This is far more than any firefighter would experience in a single day, but it will give an idea of this career's range of activities.
You've just been off for four days, so now it's time for your three days of living, dorm style, in the firehouse. It's your turn to cook. Even though firefighters love to eat hearty, they're also starting to try to eat healthy. So, you pull out your copy of Fire Hall Cooking and pick out "Greens with Beef Teriyaki" as the lunch main course. You pick up what you need at the supermarket, and then you're the chef: It's like cooking for a hungry family of 12.
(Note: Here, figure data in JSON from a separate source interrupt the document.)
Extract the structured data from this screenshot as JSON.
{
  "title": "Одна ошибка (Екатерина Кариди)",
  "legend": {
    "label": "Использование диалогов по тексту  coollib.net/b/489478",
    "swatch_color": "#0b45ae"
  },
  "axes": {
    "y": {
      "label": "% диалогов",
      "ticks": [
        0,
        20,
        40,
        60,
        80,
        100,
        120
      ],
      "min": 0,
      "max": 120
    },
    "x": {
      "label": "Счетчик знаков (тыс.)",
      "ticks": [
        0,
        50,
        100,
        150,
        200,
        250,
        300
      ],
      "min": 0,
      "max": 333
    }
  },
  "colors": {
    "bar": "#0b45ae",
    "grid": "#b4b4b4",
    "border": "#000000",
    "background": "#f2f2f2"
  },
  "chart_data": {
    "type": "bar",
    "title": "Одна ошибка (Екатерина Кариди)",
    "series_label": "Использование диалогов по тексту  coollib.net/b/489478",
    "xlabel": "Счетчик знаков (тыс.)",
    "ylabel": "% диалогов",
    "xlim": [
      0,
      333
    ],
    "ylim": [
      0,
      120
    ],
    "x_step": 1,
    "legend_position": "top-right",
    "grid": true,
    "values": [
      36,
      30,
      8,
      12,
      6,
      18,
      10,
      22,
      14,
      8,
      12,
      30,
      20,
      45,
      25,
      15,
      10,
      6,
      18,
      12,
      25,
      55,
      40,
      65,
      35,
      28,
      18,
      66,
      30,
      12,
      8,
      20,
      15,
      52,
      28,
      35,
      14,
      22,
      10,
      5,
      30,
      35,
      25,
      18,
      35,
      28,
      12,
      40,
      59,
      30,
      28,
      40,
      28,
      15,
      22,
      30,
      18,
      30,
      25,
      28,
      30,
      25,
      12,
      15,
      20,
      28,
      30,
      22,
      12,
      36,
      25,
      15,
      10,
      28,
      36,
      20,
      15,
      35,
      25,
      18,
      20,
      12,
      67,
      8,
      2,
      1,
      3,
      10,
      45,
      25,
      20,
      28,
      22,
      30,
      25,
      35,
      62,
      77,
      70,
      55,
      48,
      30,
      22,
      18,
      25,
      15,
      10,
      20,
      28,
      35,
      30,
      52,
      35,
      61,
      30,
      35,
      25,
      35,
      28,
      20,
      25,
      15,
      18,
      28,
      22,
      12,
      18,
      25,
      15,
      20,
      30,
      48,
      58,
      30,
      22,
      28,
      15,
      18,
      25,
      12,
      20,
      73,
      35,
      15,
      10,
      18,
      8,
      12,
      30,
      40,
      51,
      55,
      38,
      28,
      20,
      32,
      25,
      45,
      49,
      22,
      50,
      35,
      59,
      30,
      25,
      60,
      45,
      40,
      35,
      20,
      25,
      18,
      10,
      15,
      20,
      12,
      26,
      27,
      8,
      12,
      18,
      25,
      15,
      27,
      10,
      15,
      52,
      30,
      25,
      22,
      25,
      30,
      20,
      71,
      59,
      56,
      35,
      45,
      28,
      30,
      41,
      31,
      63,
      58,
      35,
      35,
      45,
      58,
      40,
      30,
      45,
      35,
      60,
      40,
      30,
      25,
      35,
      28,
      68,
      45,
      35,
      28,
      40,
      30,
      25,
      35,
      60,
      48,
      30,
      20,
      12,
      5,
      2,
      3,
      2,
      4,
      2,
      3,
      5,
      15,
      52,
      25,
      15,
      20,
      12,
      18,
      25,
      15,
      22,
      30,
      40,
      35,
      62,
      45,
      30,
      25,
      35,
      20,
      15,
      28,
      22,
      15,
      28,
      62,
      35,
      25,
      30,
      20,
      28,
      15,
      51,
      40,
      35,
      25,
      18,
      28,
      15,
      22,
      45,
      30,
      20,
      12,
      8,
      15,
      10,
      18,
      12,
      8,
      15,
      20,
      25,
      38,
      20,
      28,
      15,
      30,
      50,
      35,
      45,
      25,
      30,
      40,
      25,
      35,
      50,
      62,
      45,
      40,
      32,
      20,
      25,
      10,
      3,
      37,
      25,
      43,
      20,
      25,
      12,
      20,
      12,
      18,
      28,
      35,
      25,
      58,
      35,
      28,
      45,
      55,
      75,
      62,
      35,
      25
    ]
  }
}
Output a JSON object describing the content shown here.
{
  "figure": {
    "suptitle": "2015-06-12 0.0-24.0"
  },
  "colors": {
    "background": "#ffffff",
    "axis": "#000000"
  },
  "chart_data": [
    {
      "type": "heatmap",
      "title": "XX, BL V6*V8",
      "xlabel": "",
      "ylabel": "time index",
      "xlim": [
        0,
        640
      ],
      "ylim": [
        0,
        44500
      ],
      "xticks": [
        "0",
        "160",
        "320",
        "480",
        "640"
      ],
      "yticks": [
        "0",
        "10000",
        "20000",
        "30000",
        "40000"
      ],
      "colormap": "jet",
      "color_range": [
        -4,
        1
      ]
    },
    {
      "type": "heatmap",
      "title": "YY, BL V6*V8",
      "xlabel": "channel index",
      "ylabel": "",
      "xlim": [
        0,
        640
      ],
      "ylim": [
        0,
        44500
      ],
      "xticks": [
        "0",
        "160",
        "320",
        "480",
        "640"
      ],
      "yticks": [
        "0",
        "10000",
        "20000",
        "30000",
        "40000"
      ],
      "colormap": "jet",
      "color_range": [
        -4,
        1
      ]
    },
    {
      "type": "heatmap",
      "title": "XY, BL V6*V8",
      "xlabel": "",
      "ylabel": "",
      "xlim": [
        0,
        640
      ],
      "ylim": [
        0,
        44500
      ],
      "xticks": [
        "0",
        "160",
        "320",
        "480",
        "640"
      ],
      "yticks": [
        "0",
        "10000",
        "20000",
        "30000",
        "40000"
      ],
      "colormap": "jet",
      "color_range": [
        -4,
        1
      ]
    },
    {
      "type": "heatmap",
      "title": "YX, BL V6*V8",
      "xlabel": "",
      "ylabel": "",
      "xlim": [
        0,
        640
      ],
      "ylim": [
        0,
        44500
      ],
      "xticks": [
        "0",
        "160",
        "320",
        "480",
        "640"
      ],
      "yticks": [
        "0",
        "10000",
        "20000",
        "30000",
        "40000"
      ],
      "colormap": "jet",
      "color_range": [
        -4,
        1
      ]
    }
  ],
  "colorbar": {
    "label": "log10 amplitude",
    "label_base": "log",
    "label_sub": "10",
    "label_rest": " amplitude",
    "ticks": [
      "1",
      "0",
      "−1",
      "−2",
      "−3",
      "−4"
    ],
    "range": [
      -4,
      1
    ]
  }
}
Then the alarm rings. The 911 dispatcher sends you to a reported fire in a college dorm. So, it's into your heavy protective gear, which you hate because in a burning building it could be well over 100 degrees and the protective gear is very hot. Wouldn't you know it, a false alarm—a prank by a drunken student. (In fact, 1 in 10 fire calls are false alarms, and from 1995 through 2004, 34 firefighters died in responding to those calls.) After you return and finish a convivial lunch, three of you repair to your study group—you're taking a required continuing education class. This one is on responding to a nuclear or biochemical attack. Next, you make a routine inspection of a manufacturing plant to ensure that the building is up to code.
A few hours later, the alarm sounds again, but this time it's for real. Not a fire, but an apparent heart attack. All the firefighters are EMTs, but you're a full-fledged paramedic. Your captain assigns you the lead on this call. You do all you can, but the victim dies in your arms. That had happened to some of your buddies, but this is a first for you.
You lie in bed, unable to fall asleep. Finally, you do—and the alarm rings. One of the city's boarded-up buildings is an inferno. You enter it to see if any squatters are there. Amid flames and smoke, you see a woman, physically fine but paralyzed by fear, and you hustle her out and then help your comrades put out the fire. You search for signs of arson.